One cannot have difficult conversations on this campus--and the evidence on this is incontrovertible-- if a range of alternative views opposed to those of the majority faction is systematically excluded to the point of near extinction. Faculty activists of the left wanted in 2006 to keep the campus their sandbox and with the help of certain trustees, succeeded in doing so. Along those lines, I note that students involved in Hamilton Divests had the door opened for them at the recent trustee meeting to speak at length to the investment committee. A few years before, the student group known as the Social Justice Initiative, a driving force behind the creation of Days-Massolo, was allowed to present their views to a specially formed sub-committee of the board. But when a group of gifted right-of-center students and recent alums, many of whom were getting advanced degrees at prestigious law schools and graduate programs, courteously sought a meeting, a conference call, a tiny drop of time from the much ballyhooed A.G. Lafley, he brushed them off with one vapid sentence. (Trust me: I won't be buying a box of Tide in the near future.)

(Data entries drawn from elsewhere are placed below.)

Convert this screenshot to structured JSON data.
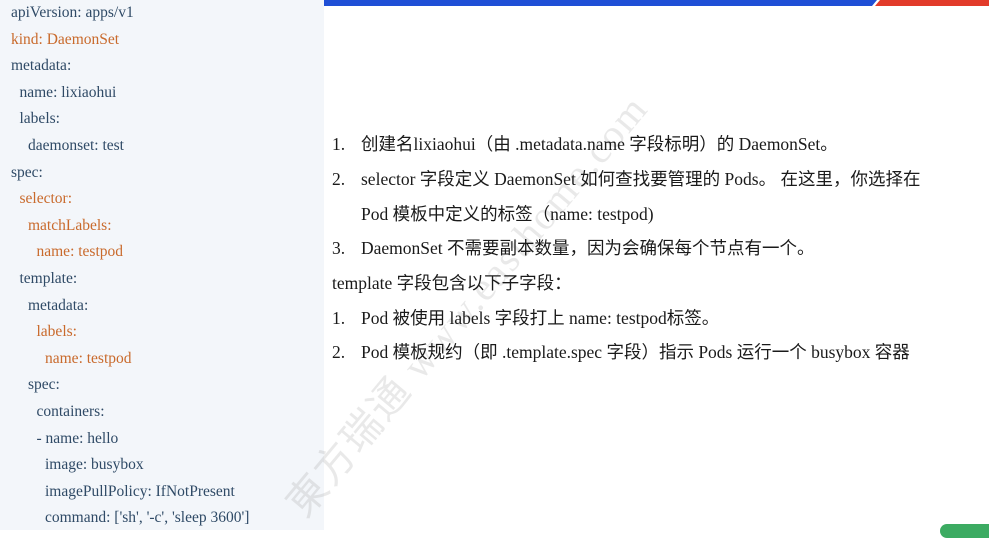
{
  "yaml": [
    {
      "text": "apiVersion: apps/v1",
      "indent": 0,
      "color": "#2f4a66"
    },
    {
      "text": "kind: DaemonSet",
      "indent": 0,
      "color": "#c96a2c"
    },
    {
      "text": "metadata:",
      "indent": 0,
      "color": "#2f4a66"
    },
    {
      "text": "name: lixiaohui",
      "indent": 1,
      "color": "#2f4a66"
    },
    {
      "text": "labels:",
      "indent": 1,
      "color": "#2f4a66"
    },
    {
      "text": "daemonset: test",
      "indent": 2,
      "color": "#2f4a66"
    },
    {
      "text": "spec:",
      "indent": 0,
      "color": "#2f4a66"
    },
    {
      "text": "selector:",
      "indent": 1,
      "color": "#c96a2c"
    },
    {
      "text": "matchLabels:",
      "indent": 2,
      "color": "#c96a2c"
    },
    {
      "text": "name: testpod",
      "indent": 3,
      "color": "#c96a2c"
    },
    {
      "text": "template:",
      "indent": 1,
      "color": "#2f4a66"
    },
    {
      "text": "metadata:",
      "indent": 2,
      "color": "#2f4a66"
    },
    {
      "text": "labels:",
      "indent": 3,
      "color": "#c96a2c"
    },
    {
      "text": "name: testpod",
      "indent": 4,
      "color": "#c96a2c"
    },
    {
      "text": "spec:",
      "indent": 2,
      "color": "#2f4a66"
    },
    {
      "text": "containers:",
      "indent": 3,
      "color": "#2f4a66"
    },
    {
      "text": "- name: hello",
      "indent": 3,
      "color": "#2f4a66"
    },
    {
      "text": "image: busybox",
      "indent": 4,
      "color": "#2f4a66"
    },
    {
      "text": "imagePullPolicy: IfNotPresent",
      "indent": 4,
      "color": "#2f4a66"
    },
    {
      "text": "command: ['sh', '-c', 'sleep 3600']",
      "indent": 4,
      "color": "#2f4a66"
    }
  ],
  "explain": {
    "item1_num": "1.",
    "item1": "创建名lixiaohui（由 .metadata.name 字段标明）的 DaemonSet。",
    "item2_num": "2.",
    "item2_line1": "selector 字段定义 DaemonSet 如何查找要管理的 Pods。 在这里，你选择在",
    "item2_line2": "Pod 模板中定义的标签（name: testpod)",
    "item3_num": "3.",
    "item3": "DaemonSet 不需要副本数量，因为会确保每个节点有一个。",
    "template_intro": "template 字段包含以下子字段：",
    "sub1_num": "1.",
    "sub1": "Pod 被使用 labels 字段打上 name: testpod标签。",
    "sub2_num": "2.",
    "sub2": "Pod 模板规约（即 .template.spec 字段）指示 Pods 运行一个 busybox 容器"
  },
  "watermark": "東方瑞通 www.easthome.com"
}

On the matter of intellectual diversity, by the way, I throw down the gauntlet to anyone willing to compare the AHI's commitment to that of Days-Massolo, the Diversity and Social Justice Project, or any other analogous group on campus. The AHI has a gallery room with a framed poster of almost every event we have sponsored across the country since 2007. I invite visitors to come for a guided tour.
Peter Cannavo, whom I know to be a sincere man, calls for reflection, not calumny. But he knows better than most that numerous signatories to the faculty letter dump bucket after bucket of smears on the AHI in front of their students, including advisees. It even gets comical at times, as in the case in the fall, 2012, when a government professor tried to discourage one of his students from attending a major panel discussion at the AHI by heaping abuse on it, not knowing that the student's own father was on the panel.
I must also confess to a bit of confusion caused by the letter on the mission of Days-Massolo since I know something of its history and of the principals involved in its creation. Days-Massolo flourished on the ash heap of the on-campus Alexander Hamilton Center and was marketed initially, at least until approval by the board, as a "cultural education center." Are there no Catholic leaders in Africa? No conservative Jewish intellectuals? No champions of capitalism in Asia? Or are they excluded from what Hamilton's leadership considers a proper cultural education? Let it be said that many foreign students attending Hamilton have conservative sensibilities and come from far more rigorous high schools than those that exist in most places in the United States. Some have told me that they find the programming of Days-Massolo clearly politicized, presumptive, and even patronizing.
From the beginning, a few members of the board worried that such a lavishly-funded center under a certain kind of leadership would "silo" students into a narrow range of politically preferred identities. Hence in a 2010 Class-and-Charter- Day address, trustee Arthur Massolo assured the world that the proposed CEC would do no such thing. In a communication to me of 17 January 2011, he iterated, "I will do all in my power to see that the center becomes a platform for the airing of differing positions and ideas and not another silo." Yeah, right.